Rather than managing addiction, she suggests the government should develop treatment programmes aimed at abstinence.
“Current policy is based on the premise that drug harms can be reduced without reducing drug use. This is a false premise.”
Gyngell argues that by tackling the symptoms of drug abuse rather than the causes, the government has failed to prevent a dramatic rise in Class A consumption and the spread of drug use to rural areas.
Figures included in the study suggest that 10% of 11-year-olds and 41% of 15-year-olds have taken drugs.

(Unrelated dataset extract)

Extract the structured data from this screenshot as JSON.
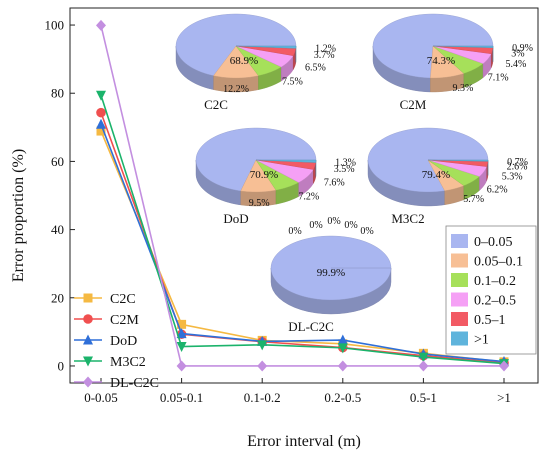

The report argues that the UK should emulate Sweden and the Netherlands who devote more resources to prevention and enforcement.
It says that the view of the Netherlands as a haven of liberal drugs policy is outdated, with coffee shops now more tightly regulated and a third closed down in recent years. It notes that while the UK has ten drug addicts per 1,000 of the adult population, Sweden and the Netherlands have only 4.5 and 3.2 respectively.
The report says: “It is the UK, not the Netherlands, that is in the vanguard of the liberal movement to normalise drug use. Our attempt to target its harms alone …. has shaped approaches to enforcement and protection making for hopelessly confused policy and practice.”
According to the CPS, the quantity of heroin, cocaine and cannabis that has been seized entering the UK has fallen 68 per cent, 16 per cent and 34 per cent respectively since 2002.
However, the Home Office pointed to figures showing that in 2007/8 police made 216,792 seizures of drugs, the highest amount since 1973.